Telemecanique is a French company that offers over many types of sensors including limit switches, pressure sensors, photoelectric sensors and proximity sensors. On an overhead gantry crane, all of these might be used. Controlling the stop and slow down of the horizontal movement can be done by a single two-way two-speed limit switch. Photoelectric sensors can produce long distance detection for anti-collision functions, and for detecting another crane or another girder on the same runway. But not all sensors have to be digital. Limit switches are an example – a simple rocker arm, that is moved by physical contact with an end-stop, can be just as effective, more robust and much more intuitively understandable.
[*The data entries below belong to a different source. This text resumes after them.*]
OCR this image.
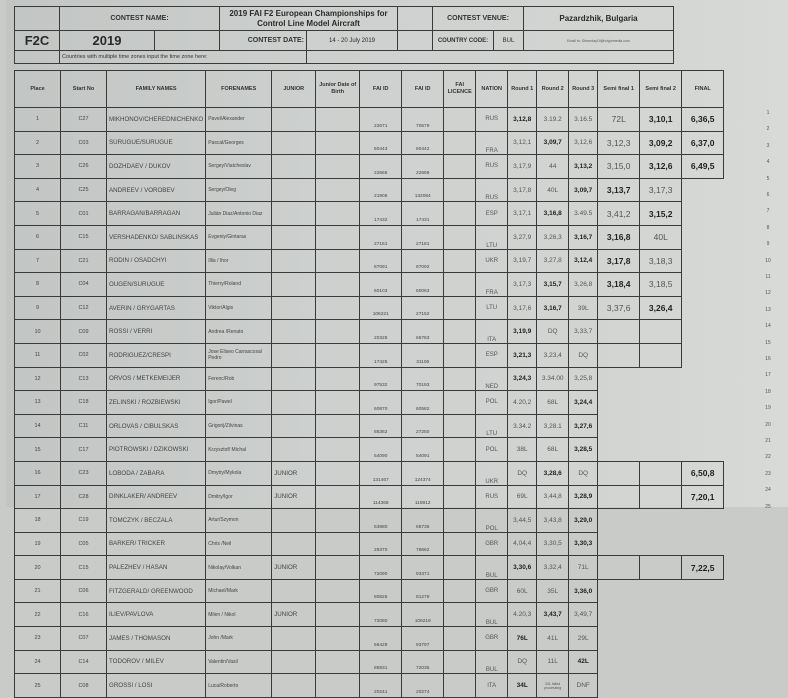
	CONTEST NAME:		2019 FAI F2 European Championships for Control Line Model Aircraft			CONTEST VENUE:		Pazardzhik, Bulgaria
F2C	2019		CONTEST DATE:	14 - 20 July 2019		COUNTRY CODE:	BUL	Email to: f2ecmday19@virginmedia.com
	Countries with multiple time zones input the time zone here:							
Place	Start No	FAMILY NAMES	FORENAMES	JUNIOR	Junior Date of Birth	FAI ID	FAI ID	FAI LICENCE	NATION	Round 1	Round 2	Round 3	Semi final 1	Semi final 2	FINAL
1	C27	MIKHONOV/CHEREDNICHENKO	Pavel/Alexander			22671	70579		RUS	3,12,8	3.19.2	3.16.5	72L	3,10,1	6,36,5
2	C03	SURUGUE/SURUGUE	Pascal/Georges			60443	60442		FRA	3,12,1	3,09,7	3,12,6	3,12,3	3,09,2	6,37,0
3	C26	DOZHDAEV / DUKOV	Sergey/Viatcheslav			22666	22669		RUS	3,17,9	44	3,13,2	3,15,0	3,12,6	6,49,5
4	C25	ANDREEV / VOROBEV	Sergey/Oleg			21906	132084		RUS	3,17,8	40L	3,09,7	3,13,7	3,17,3	
5	C01	BARRAGAN/BARRAGAN	Julián Diaz/Antonio Diaz			17432	17431		ESP	3,17,1	3,16,8	3.49.5	3,41,2	3,15,2	
6	C15	VERSHADENKO/ SABLINSKAS	Evgeniy/Gintaras			27151	27181		LTU	3,27,9	3,26,3	3,16,7	3,16,8	40L	
7	C21	RODIN / OSADCHYI	Illia / Ihor			87091	87092		UKR	3,19,7	3,27,8	3,12,4	3,17,8	3,18,3	
8	C04	OUGEN/SURUGUE	Thierry/Roland			60103	60063		FRA	3,17,3	3,15,7	3,26,8	3,18,4	3,18,5	
9	C12	AVERIN / GRYGARTAS	Viktor/Algis			106221	27152		LTU	3,17,6	3,16,7	39L	3,37,6	3,26,4	
10	C09	ROSSI / VERRI	Andrea /Renato			20328	66763		ITA	3,19,9	DQ	3,33,7			
11	C02	RODRIGUEZ/CRESPI	Jose Eliseo Carrascosa/ Pedro			17425	31106		ESP	3,21,3	3,23,4	DQ			
12	C13	ORVOS / METKEMEIJER	Ferenc/Rob			97532	70193		NED	3,24,3	3.34.00	3,25,8			
13	C18	ZELINSKI / ROZBIEWSKI	Igor/Pawel			60870	60582		POL	4.20,2	68L	3,24,4			
14	C11	ORLOVAS / CIBULSKAS	Grigorij/Zilvinas			86362	27250		LTU	3.34.2	3,28.1	3,27,6			
15	C17	PIOTROWSKI / DZIKOWSKI	Krzysztof/ Michal			54090	54091		POL	38L	68L	3,28,5			
16	C23	LOBODA / ZABARA	Dmytry/Mykola	JUNIOR		131467	124374		UKR	DQ	3,28,6	DQ			6,50,8
17	C28	DINKLAKER/ ANDREEV	Dmitry/Igor	JUNIOR		114368	118812		RUS	69L	3,44,8	3,28,9			7,20,1
18	C19	TOMCZYK / BECZALA	Artur/Szymon			53980	68736		POL	3,44,5	3,43,8	3,29,0			
19	C05	BARKER/ TRICKER	Chris /Neil			29370	78662		GBR	4,04,4	3,30,5	3,30,3			
20	C15	PALEZHEV / HASAN	Nikolay/Volkan	JUNIOR		72090	93371		BUL	3,30,6	3,32,4	71L			7,22,5
21	C06	FITZGERALD/ GREENWOOD	Michael/Mark			80826	81279		GBR	60L	35L	3,36,0			
22	C16	ILIEV/PAVLOVA	Milen / Nikol	JUNIOR		72080	109219		BUL	4.20,3	3,43,7	3,49,7			
23	C07	JAMES / THOMASON	John /Mark			66429	93797		GBR	76L	41L	29L			
24	C14	TODOROV / MILEV	Valentin/Vasil			85931	72035		BUL	DQ	11L	42L			
25	C08	GROSSI / LOSI	Luca/Roberto			20241	20274		ITA	34L	34L failed processing	DNF			
1
2
3
4
5
6
7
8
9
10
11
12
13
14
15
16
17
18
19
20
21
22
23
24
25
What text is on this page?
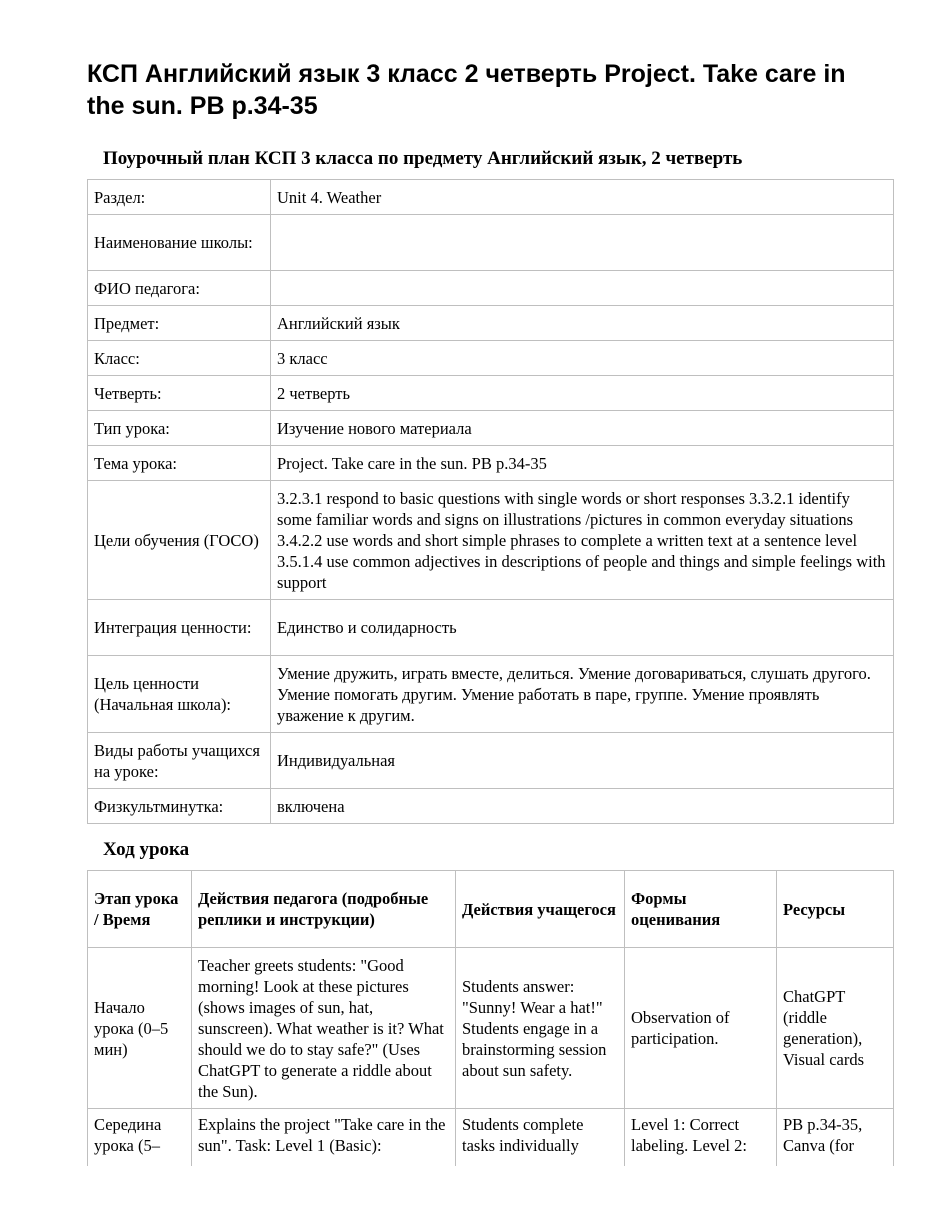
КСП Английский язык 3 класс 2 четверть Project. Take care in the sun. PB p.34-35
Поурочный план КСП 3 класса по предмету Английский язык, 2 четверть
Раздел:	Unit 4. Weather
Наименование школы:	
ФИО педагога:	
Предмет:	Английский язык
Класс:	3 класс
Четверть:	2 четверть
Тип урока:	Изучение нового материала
Тема урока:	Project. Take care in the sun. PB p.34-35
Цели обучения (ГОСО)	3.2.3.1 respond to basic questions with single words or short responses 3.3.2.1 identify some familiar words and signs on illustrations /pictures in common everyday situations 3.4.2.2 use words and short simple phrases to complete a written text at a sentence level 3.5.1.4 use common adjectives in descriptions of people and things and simple feelings with support
Интеграция ценности:	Единство и солидарность
Цель ценности (Начальная школа):	Умение дружить, играть вместе, делиться. Умение договариваться, слушать другого. Умение помогать другим. Умение работать в паре, группе. Умение проявлять уважение к другим.
Виды работы учащихся на уроке:	Индивидуальная
Физкультминутка:	включена
Ход урока
Этап урока / Время	Действия педагога (подробные реплики и инструкции)	Действия учащегося	Формы оценивания	Ресурсы
Начало урока (0–5 мин)	Teacher greets students: "Good morning! Look at these pictures (shows images of sun, hat, sunscreen). What weather is it? What should we do to stay safe?" (Uses ChatGPT to generate a riddle about the Sun).	Students answer: "Sunny! Wear a hat!" Students engage in a brainstorming session about sun safety.	Observation of participation.	ChatGPT (riddle generation), Visual cards
Середина урока (5–	Explains the project "Take care in the sun". Task: Level 1 (Basic):	Students complete tasks individually	Level 1: Correct labeling. Level 2:	PB p.34-35, Canva (for
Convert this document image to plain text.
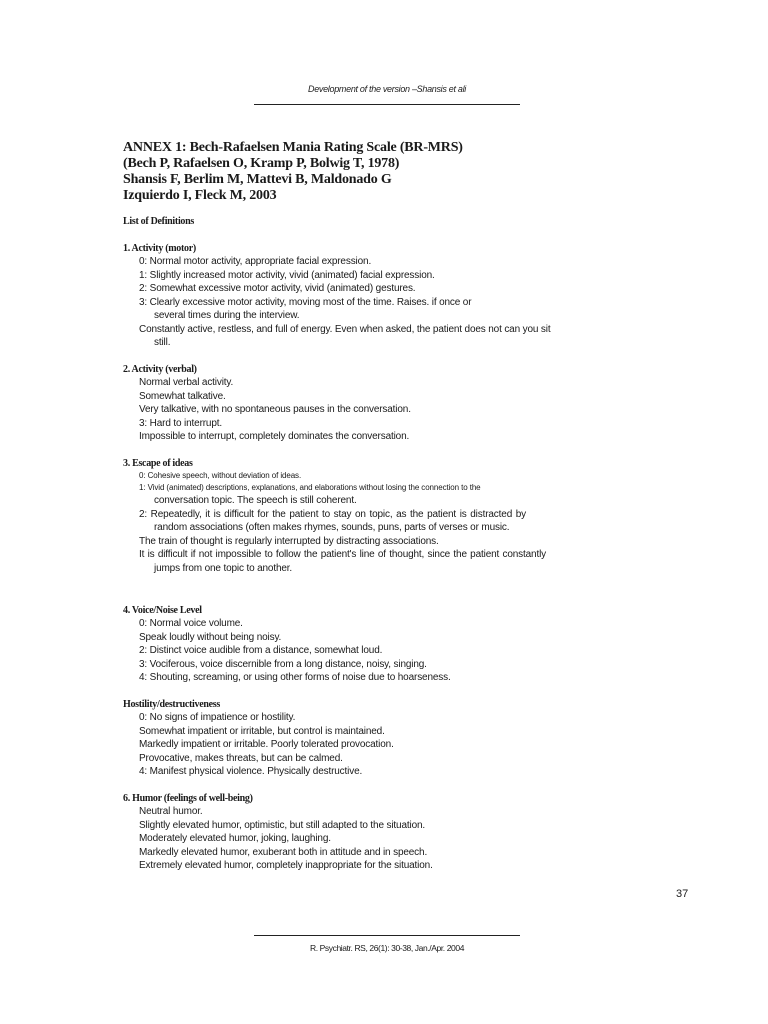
Development of the version –Shansis et ali
ANNEX 1: Bech-Rafaelsen Mania Rating Scale (BR-MRS)
(Bech P, Rafaelsen O, Kramp P, Bolwig T, 1978)
Shansis F, Berlim M, Mattevi B, Maldonado G
Izquierdo I, Fleck M, 2003
List of Definitions
1. Activity (motor)
0: Normal motor activity, appropriate facial expression.
1: Slightly increased motor activity, vivid (animated) facial expression.
2: Somewhat excessive motor activity, vivid (animated) gestures.
3: Clearly excessive motor activity, moving most of the time. Raises. if once or several times during the interview.
Constantly active, restless, and full of energy. Even when asked, the patient does not can you sit still.
2. Activity (verbal)
Normal verbal activity.
Somewhat talkative.
Very talkative, with no spontaneous pauses in the conversation.
3: Hard to interrupt.
Impossible to interrupt, completely dominates the conversation.
3. Escape of ideas
0: Cohesive speech, without deviation of ideas.
1: Vivid (animated) descriptions, explanations, and elaborations without losing the connection to the
conversation topic. The speech is still coherent.
2: Repeatedly, it is difficult for the patient to stay on topic, as the patient is distracted by random associations (often makes rhymes, sounds, puns, parts of verses or music.
The train of thought is regularly interrupted by distracting associations.
It is difficult if not impossible to follow the patient's line of thought, since the patient constantly jumps from one topic to another.
4. Voice/Noise Level
0: Normal voice volume.
Speak loudly without being noisy.
2: Distinct voice audible from a distance, somewhat loud.
3: Vociferous, voice discernible from a long distance, noisy, singing.
4: Shouting, screaming, or using other forms of noise due to hoarseness.
Hostility/destructiveness
0: No signs of impatience or hostility.
Somewhat impatient or irritable, but control is maintained.
Markedly impatient or irritable. Poorly tolerated provocation.
Provocative, makes threats, but can be calmed.
4: Manifest physical violence. Physically destructive.
6. Humor (feelings of well-being)
Neutral humor.
Slightly elevated humor, optimistic, but still adapted to the situation.
Moderately elevated humor, joking, laughing.
Markedly elevated humor, exuberant both in attitude and in speech.
Extremely elevated humor, completely inappropriate for the situation.
37
R. Psychiatr. RS, 26(1): 30-38, Jan./Apr. 2004
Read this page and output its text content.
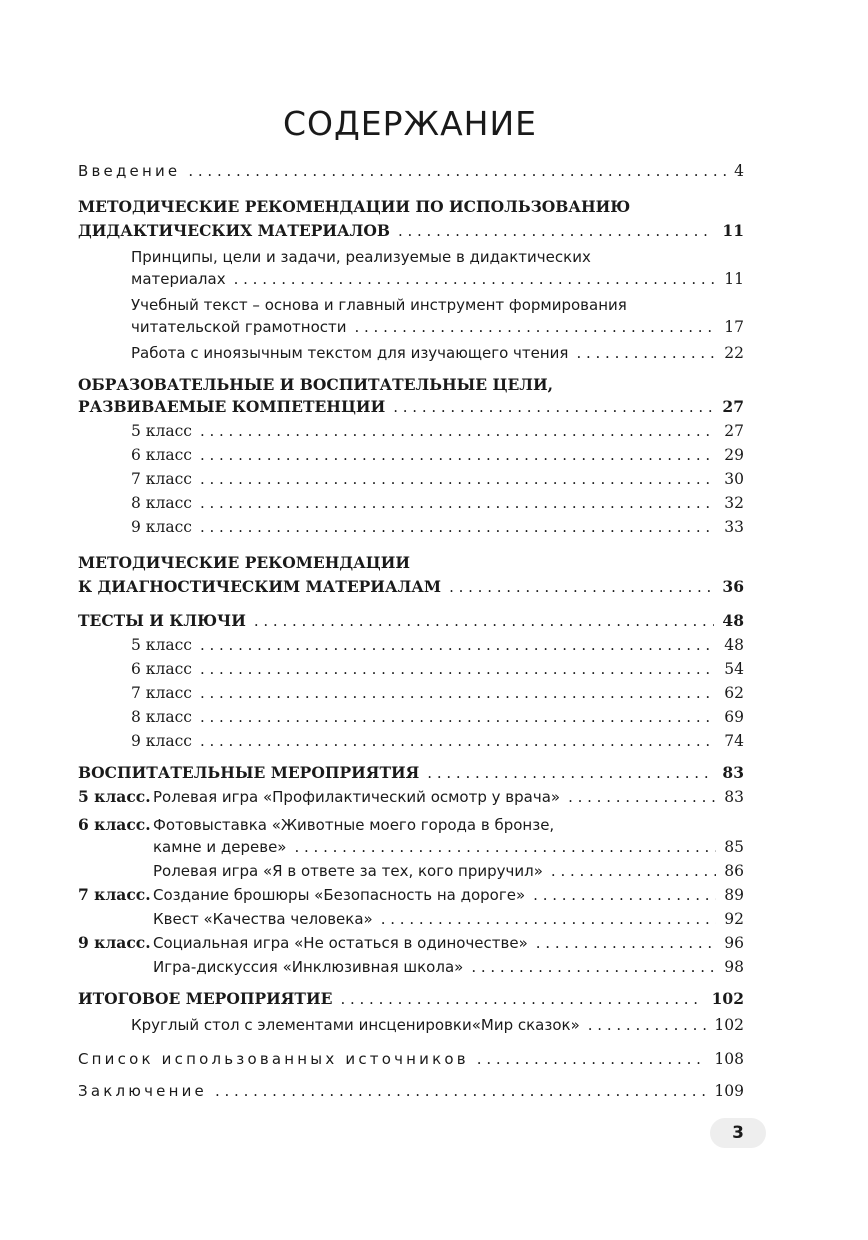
СОДЕРЖАНИЕ
Введение . . .	4
МЕТОДИЧЕСКИЕ РЕКОМЕНДАЦИИ ПО ИСПОЛЬЗОВАНИЮ
ДИДАКТИЧЕСКИХ МАТЕРИАЛОВ . . .	11
Принципы, цели и задачи, реализуемые в дидактических
материалах . . .	11
Учебный текст – основа и главный инструмент формирования
читательской грамотности . . .	17
Работа с иноязычным текстом для изучающего чтения . . .	22
ОБРАЗОВАТЕЛЬНЫЕ И ВОСПИТАТЕЛЬНЫЕ ЦЕЛИ,
РАЗВИВАЕМЫЕ КОМПЕТЕНЦИИ . . .	27
5 класс . . .	27
6 класс . . .	29
7 класс . . .	30
8 класс . . .	32
9 класс . . .	33
МЕТОДИЧЕСКИЕ РЕКОМЕНДАЦИИ
К ДИАГНОСТИЧЕСКИМ МАТЕРИАЛАМ . . .	36
ТЕСТЫ И КЛЮЧИ . . .	48
5 класс . . .	48
6 класс . . .	54
7 класс . . .	62
8 класс . . .	69
9 класс . . .	74
ВОСПИТАТЕЛЬНЫЕ МЕРОПРИЯТИЯ . . .	83
5 класс. Ролевая игра «Профилактический осмотр у врача» . . .	83
6 класс. Фотовыставка «Животные моего города в бронзе,
камне и дереве» . . .	85
Ролевая игра «Я в ответе за тех, кого приручил» . . .	86
7 класс. Создание брошюры «Безопасность на дороге» . . .	89
Квест «Качества человека» . . .	92
9 класс. Социальная игра «Не остаться в одиночестве» . . .	96
Игра-дискуссия «Инклюзивная школа» . . .	98
ИТОГОВОЕ МЕРОПРИЯТИЕ . . .	102
Круглый стол с элементами инсценировки«Мир сказок» . . .	102
Список использованных источников . . .	108
Заключение . . .	109
3
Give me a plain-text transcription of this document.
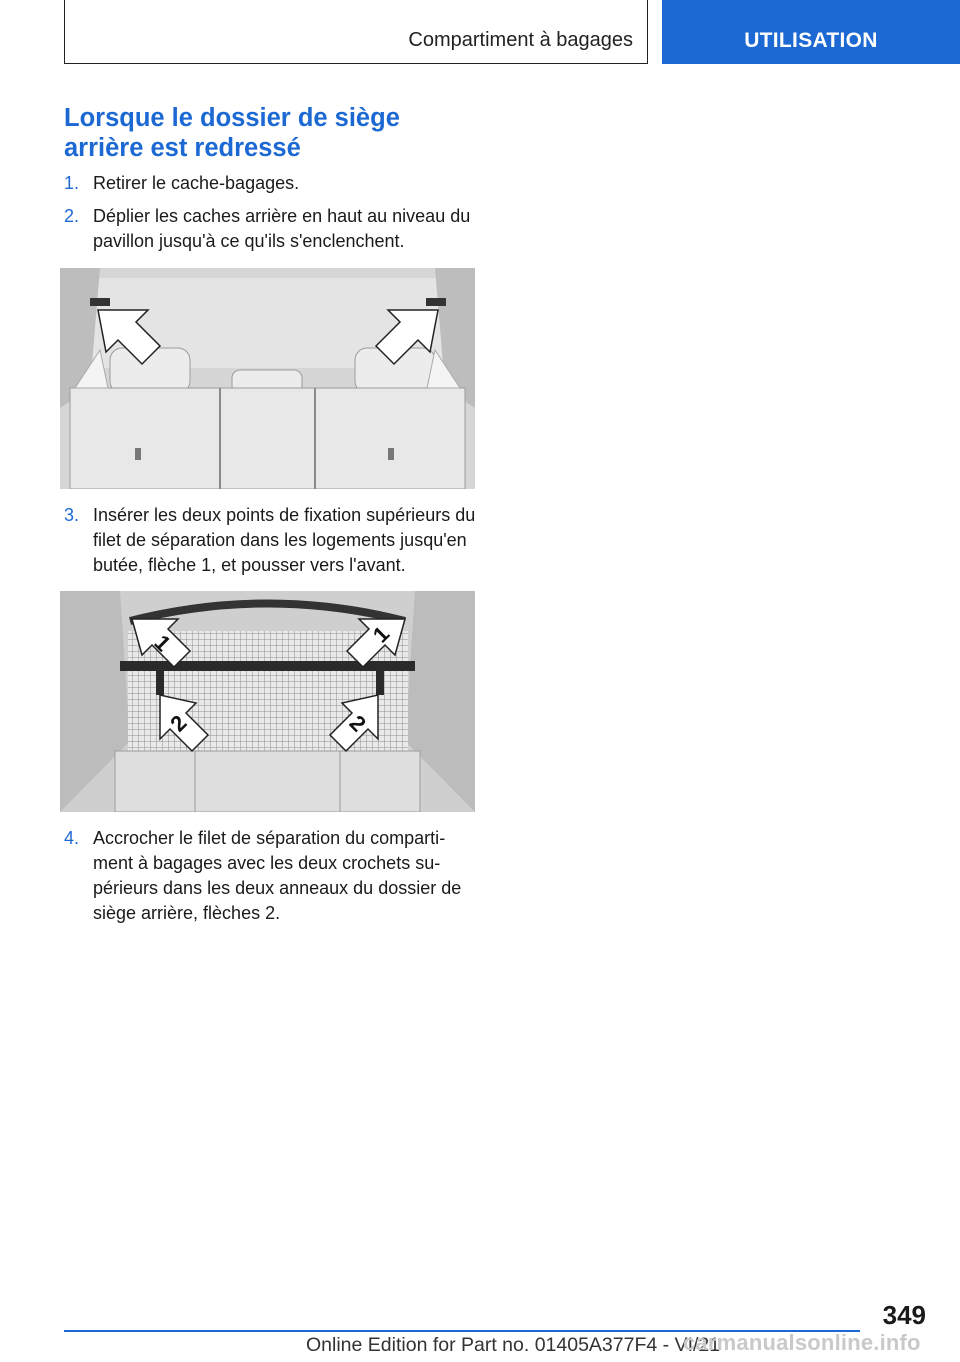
Compartiment à bagages	UTILISATION
Lorsque le dossier de siège arrière est redressé
1. Retirer le cache-bagages.
2. Déplier les caches arrière en haut au niveau du pavillon jusqu'à ce qu'ils s'enclenchent.
3. Insérer les deux points de fixation supérieurs du filet de séparation dans les logements jusqu'en butée, flèche 1, et pousser vers l'avant.
1	1
2	2
4. Accrocher le filet de séparation du compartiment à bagages avec les deux crochets supérieurs dans les deux anneaux du dossier de siège arrière, flèches 2.
349
Online Edition for Part no. 01405A377F4 - VI/21
carmanualsonline.info
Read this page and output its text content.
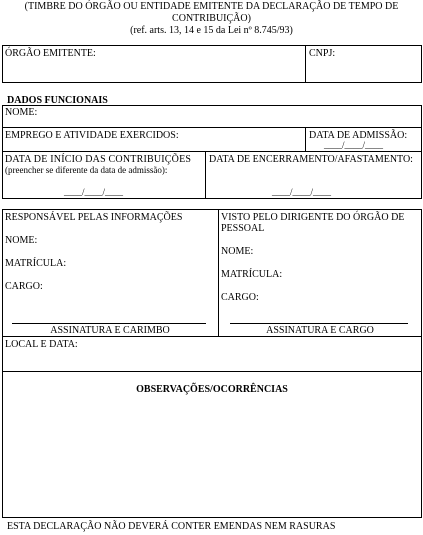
(TIMBRE DO ÓRGÃO OU ENTIDADE EMITENTE DA DECLARAÇÃO DE TEMPO DE
CONTRIBUIÇÃO)
(ref. arts. 13, 14 e 15 da Lei nº 8.745/93)
ÓRGÃO EMITENTE:	CNPJ:
DADOS FUNCIONAIS
NOME:
EMPREGO E ATIVIDADE EXERCIDOS:	DATA DE ADMISSÃO:
____/____/____
DATA DE INÍCIO DAS CONTRIBUIÇÕES
(preencher se diferente da data de admissão):
____/____/____
DATA DE ENCERRAMENTO/AFASTAMENTO:
____/____/____
RESPONSÁVEL PELAS INFORMAÇÕES
NOME:
MATRÍCULA:
CARGO:
ASSINATURA E CARIMBO
VISTO PELO DIRIGENTE DO ÓRGÃO DE
PESSOAL
NOME:
MATRÍCULA:
CARGO:
ASSINATURA E CARGO
LOCAL E DATA:
OBSERVAÇÕES/OCORRÊNCIAS
ESTA DECLARAÇÃO NÃO DEVERÁ CONTER EMENDAS NEM RASURAS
Synchronisation of multiple trolleys, girders and hoists on a single runway is another prime example of where automation can improve safety. It need no longer depend on the skills and close attention of sharp-eyed operators. Tandem function sensors ensure that the two overhead cranes constantly detect each other’s relative position and adjust their movements accordingly. Again timeof- flight based sensors are a solution. Some such sensors contain tandem function and anti-collision functions built in; others require configuration through a PLC (Programmable Logic Controller) for example. Thus, another specialist in this sector, Sensor Partners, headquartered in the Netherlands, in the first category have their LAM 5.21. It has a switching frequency of 100Hz, a sensing range of 70m and an accuracy of plus or minus 30mm. They have a wider choice in the second category, with sensing ranges of up to 270m and accuracies down to plus or minus 3mm.
Doubtless automation will increase, even among smaller capacity hoists. It is also clear that the legalities surrounding it will gradually become clearer. It is a brave new world that we are looking at – at least, let us hope so. Some fear instead that AI will lead to a dystopian machine-controlled nightmare in which humans are irrelevant at best and eliminated at worst. To prevent it, remember to install that kill switch.